Polar Rose releases photo sharing site - tll
http://www.polarrose.com

======
wallflower
There was a company called Riya that had some similar, advanced face detection
technology. It launched in 2006 as a photo sharing site with face detection.
However, relatively soon it shifted direction. It may not bode well for
PolarRose that Riya relaunched as Like.com after deciding that licensing its
face-detection algorithms would not be as good a business path as allowing
people to search (and shop) visually.

<http://money.cnn.com/2006/07/06/technology/riyastartup.biz2>

Riya received funding of $4M (Series A) and $15M (Series B) and their
Bangalore and SV-based teams (mostly computer vision Ph.D's) developed the
technology over a period of 2 years. $5.2M for PolarRose is impressive, if
they have developed equivalent technology.

It is possible that Riya's technology is behind iPhoto's face recognition. Or
maybe Apple developed its own technology.
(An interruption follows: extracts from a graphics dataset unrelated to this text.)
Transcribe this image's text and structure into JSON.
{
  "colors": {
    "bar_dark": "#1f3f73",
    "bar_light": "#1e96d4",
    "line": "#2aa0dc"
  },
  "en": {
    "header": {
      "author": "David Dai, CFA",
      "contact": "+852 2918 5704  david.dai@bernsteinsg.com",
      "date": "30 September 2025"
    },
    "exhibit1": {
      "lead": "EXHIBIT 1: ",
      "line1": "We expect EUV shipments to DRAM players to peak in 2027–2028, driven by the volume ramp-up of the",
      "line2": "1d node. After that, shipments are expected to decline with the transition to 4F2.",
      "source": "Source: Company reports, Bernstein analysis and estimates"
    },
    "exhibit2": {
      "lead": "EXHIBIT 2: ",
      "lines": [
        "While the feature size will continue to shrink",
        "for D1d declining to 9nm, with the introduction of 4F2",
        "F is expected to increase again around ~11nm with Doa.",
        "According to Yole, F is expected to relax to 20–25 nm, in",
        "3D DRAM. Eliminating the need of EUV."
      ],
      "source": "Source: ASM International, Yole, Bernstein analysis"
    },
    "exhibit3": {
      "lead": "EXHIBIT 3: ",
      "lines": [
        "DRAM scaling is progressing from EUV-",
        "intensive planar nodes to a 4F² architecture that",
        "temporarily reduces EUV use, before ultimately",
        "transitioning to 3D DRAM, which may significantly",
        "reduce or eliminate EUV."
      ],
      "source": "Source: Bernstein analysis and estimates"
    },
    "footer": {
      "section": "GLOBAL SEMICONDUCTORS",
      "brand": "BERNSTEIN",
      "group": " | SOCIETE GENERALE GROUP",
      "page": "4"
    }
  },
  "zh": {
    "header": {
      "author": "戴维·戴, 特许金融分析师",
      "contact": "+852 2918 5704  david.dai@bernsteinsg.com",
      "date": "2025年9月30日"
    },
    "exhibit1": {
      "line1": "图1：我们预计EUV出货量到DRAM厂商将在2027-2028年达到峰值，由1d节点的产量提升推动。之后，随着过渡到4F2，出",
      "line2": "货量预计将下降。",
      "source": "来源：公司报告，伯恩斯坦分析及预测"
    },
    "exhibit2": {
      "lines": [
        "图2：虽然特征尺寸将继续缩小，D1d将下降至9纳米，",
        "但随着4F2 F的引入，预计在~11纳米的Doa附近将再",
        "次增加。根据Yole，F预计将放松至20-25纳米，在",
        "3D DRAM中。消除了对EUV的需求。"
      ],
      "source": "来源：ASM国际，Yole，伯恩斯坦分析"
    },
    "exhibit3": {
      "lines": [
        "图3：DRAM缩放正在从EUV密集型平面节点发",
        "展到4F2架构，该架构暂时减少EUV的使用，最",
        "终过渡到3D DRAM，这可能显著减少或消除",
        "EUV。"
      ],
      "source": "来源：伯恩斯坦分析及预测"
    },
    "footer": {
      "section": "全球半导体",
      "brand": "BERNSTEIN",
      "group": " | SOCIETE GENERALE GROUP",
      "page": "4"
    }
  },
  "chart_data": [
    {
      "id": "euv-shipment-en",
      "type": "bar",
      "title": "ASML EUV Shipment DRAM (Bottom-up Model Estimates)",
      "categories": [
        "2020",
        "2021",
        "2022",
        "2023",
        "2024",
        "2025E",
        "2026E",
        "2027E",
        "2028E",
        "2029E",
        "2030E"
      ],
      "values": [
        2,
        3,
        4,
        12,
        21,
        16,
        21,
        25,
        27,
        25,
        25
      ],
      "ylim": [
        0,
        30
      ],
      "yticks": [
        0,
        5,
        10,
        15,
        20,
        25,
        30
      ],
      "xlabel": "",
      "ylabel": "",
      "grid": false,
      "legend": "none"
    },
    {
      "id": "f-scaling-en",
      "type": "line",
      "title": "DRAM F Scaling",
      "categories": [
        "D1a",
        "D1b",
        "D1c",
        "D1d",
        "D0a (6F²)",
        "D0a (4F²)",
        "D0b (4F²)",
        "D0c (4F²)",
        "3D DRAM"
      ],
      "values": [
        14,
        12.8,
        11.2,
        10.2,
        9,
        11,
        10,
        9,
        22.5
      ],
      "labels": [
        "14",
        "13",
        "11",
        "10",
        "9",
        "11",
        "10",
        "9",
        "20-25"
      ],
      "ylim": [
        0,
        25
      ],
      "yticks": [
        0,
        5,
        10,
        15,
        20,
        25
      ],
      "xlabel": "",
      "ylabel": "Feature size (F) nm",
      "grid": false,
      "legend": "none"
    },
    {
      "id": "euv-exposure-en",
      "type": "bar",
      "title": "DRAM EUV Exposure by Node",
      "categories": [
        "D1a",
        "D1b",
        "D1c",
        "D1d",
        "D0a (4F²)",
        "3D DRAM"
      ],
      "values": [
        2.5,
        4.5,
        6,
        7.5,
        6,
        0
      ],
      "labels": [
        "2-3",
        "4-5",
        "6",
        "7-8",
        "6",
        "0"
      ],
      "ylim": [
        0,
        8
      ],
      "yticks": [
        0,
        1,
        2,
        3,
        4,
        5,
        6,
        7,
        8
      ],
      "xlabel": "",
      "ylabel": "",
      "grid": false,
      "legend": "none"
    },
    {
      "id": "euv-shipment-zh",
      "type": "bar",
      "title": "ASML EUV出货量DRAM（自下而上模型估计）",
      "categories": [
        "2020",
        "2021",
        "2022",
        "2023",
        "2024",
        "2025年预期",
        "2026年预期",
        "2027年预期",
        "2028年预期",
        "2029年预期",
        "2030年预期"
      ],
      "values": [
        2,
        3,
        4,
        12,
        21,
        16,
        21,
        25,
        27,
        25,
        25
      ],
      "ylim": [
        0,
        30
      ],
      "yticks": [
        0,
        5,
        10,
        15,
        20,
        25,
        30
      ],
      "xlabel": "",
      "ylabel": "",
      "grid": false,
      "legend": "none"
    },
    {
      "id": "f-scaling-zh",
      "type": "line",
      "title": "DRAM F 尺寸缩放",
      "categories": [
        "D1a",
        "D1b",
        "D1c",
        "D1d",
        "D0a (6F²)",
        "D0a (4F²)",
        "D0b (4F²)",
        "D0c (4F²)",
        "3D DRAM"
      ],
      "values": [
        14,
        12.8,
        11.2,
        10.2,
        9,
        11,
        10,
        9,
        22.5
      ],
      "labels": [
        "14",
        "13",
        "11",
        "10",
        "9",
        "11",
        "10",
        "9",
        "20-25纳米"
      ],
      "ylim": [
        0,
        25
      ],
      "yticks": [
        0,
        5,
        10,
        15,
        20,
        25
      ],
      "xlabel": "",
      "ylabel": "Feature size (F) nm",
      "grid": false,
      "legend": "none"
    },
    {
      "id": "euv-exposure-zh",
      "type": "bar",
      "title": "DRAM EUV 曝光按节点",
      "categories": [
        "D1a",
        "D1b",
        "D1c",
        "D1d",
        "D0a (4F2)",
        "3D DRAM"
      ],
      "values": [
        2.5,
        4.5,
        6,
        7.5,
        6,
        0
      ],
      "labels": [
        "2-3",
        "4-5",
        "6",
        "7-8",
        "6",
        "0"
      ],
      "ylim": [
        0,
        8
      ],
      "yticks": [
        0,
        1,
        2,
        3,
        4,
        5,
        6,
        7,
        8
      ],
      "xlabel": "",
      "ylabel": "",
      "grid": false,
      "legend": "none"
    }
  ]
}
Either way, face recognition now
seems to be on it's way to a commodity technology and feature.

"Worked with the US team of 14 Stanford Computer Vision PhDs, and 6
Engineering and Management members from Cornell and Stanford - led and grew
the team at Bangalore from a one-man-army to 30 engineers and 4 researchers."

<http://www.linkedin.com/in/sandeepgain>

------
ktharavaad
Their face detection/recognition technology isn't even that great from my
informal tests, I think any graduate student + openCV can come close. the
pittpatt one is much better.

------
swombat
That's a pretty editorialised headline! Why not just "Polar Rose releases
photo sharing site"?

------
jemmons
When I think "Polar Rose", I think "A service that encumbers photos with
hovering icons that in no way indicate their purpose while obscuring my
picture."

------
pclark
$5M doesn't seem a crazy amount for 2.5 years -- I think there is some pretty
hardcore technology powering this site.